This got me thinking why RidgeRun loves GStreamer and I thought I would share my thoughts with you.
Real customer pipeline
Here is the GStreamer pipeline being used by a customer. The only difference is I also added RTSP streaming out the device (bottom left GStreamer bin).
A mux is used to select the video source, since the SoC being used by the customer can only handle one video source at a time. (Some chips, like iMX6 and DM81xx can handle several video streams at one time). There are several sources of video, from the network, from a file, from a built-in camera, from an external device using Transport Stream over UDP.
There are several destinations for the streaming video, all of which can be active at the same time. The video can be displayed on an LCD on the customer's hardware, high resolution snapshots and/or video saved to the a storage device on the customer's product, or streamed over the network using different protocols (and different resolutions if needed).
Separating control application from video streaming application
You can think of the above GStreamer pipeline being implemented in a separate application, which we call the Streaming Media Server (sms). The customer's application simply instructs sms with simple commands, like start streaming, mux selection, take a snapshot, etc. There is no confusion or complexity by mixing the customer's proprietary application with the Streaming Media Server.

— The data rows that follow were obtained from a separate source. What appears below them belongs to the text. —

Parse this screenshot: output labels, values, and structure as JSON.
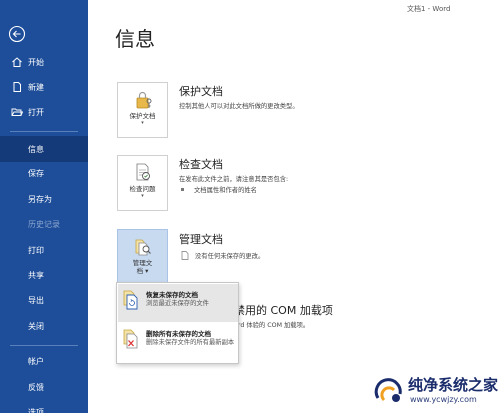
{
  "window": {
    "doc_title": "文档1 - Word"
  },
  "main": {
    "page_title": "信息"
  },
  "sidebar": {
    "items": [
      {
        "label": "开始"
      },
      {
        "label": "新建"
      },
      {
        "label": "打开"
      },
      {
        "label": "信息"
      },
      {
        "label": "保存"
      },
      {
        "label": "另存为"
      },
      {
        "label": "历史记录"
      },
      {
        "label": "打印"
      },
      {
        "label": "共享"
      },
      {
        "label": "导出"
      },
      {
        "label": "关闭"
      },
      {
        "label": "帐户"
      },
      {
        "label": "反馈"
      },
      {
        "label": "选项"
      }
    ]
  },
  "sections": {
    "protect": {
      "title": "保护文档",
      "desc": "控制其他人可以对此文档所做的更改类型。",
      "tile_label": "保护文档",
      "tile_caret": "▾"
    },
    "inspect": {
      "title": "检查文档",
      "desc": "在发布此文件之前，请注意其是否包含:",
      "bullet": "文档属性和作者的姓名",
      "tile_label": "检查问题",
      "tile_caret": "▾"
    },
    "manage": {
      "title": "管理文档",
      "desc": "没有任何未保存的更改。",
      "tile_label": "管理文",
      "tile_label2": "档 ▾"
    },
    "com": {
      "title": "禁用的 COM 加载项",
      "desc": "ord 体验的 COM 加载项。"
    }
  },
  "dropdown": {
    "items": [
      {
        "title": "恢复未保存的文档",
        "desc": "浏览最近未保存的文件"
      },
      {
        "title": "删除所有未保存的文档",
        "desc": "删除未保存文件的所有最新副本"
      }
    ]
  },
  "watermark": {
    "main": "纯净系统之家",
    "url": "www.ycwjzy.com"
  },
  "colors": {
    "sidebar": "#1e4e9a",
    "sidebar_active": "#143a7a",
    "tile_selected": "#c8daf0"
  }
}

Another advantage for using a Streaming Media Server is testing. Since the Streaming Media Server is designed to be controlled by an external process, it is very easy to create automated acceptance tests and automated endurance tests.
You can think of the Streaming Media Server as providing a remote API (using one of the interprocess communication mechanisms, such as D-Bus or even a simple TCP port). Often RidgeRun will provide a small libsms library which is linked with customer's application. libsms provides a real API to the customer's application and hides all the logic on how libsms makes the interprocess communication call.
For the GStreamer pipeline above, you can guess some of the key remote APIs:
- Start / stop stream
- Video input select
- Source video filename
- Take a snapshot (providing a filename if desired)
- Save video to file (again providing a filename if desired)
- Set source RTSP video IP address
There can be many more, relating to setting frame rate, resolution, etc. This list is just to give you a feel for how the customer's application interacts with the Streaming Media Server.
If you want to see a real Streamng Media Server example, complete with source code, check out GStreamer Daemon (which is the Streaming Media Server) and gst-client (which is a command line program which is this dicussion is either the customer's application or the automated acceptance test / automated endurance test application).
System tuning
Also, setting thread priorities is much easier. A common example, but not for this customer since the device doesn't support audio, is audio drop under heavy customer application load. We can use a GStreamer element that allows us to set the audio thread priority to resolve the contention for the processor.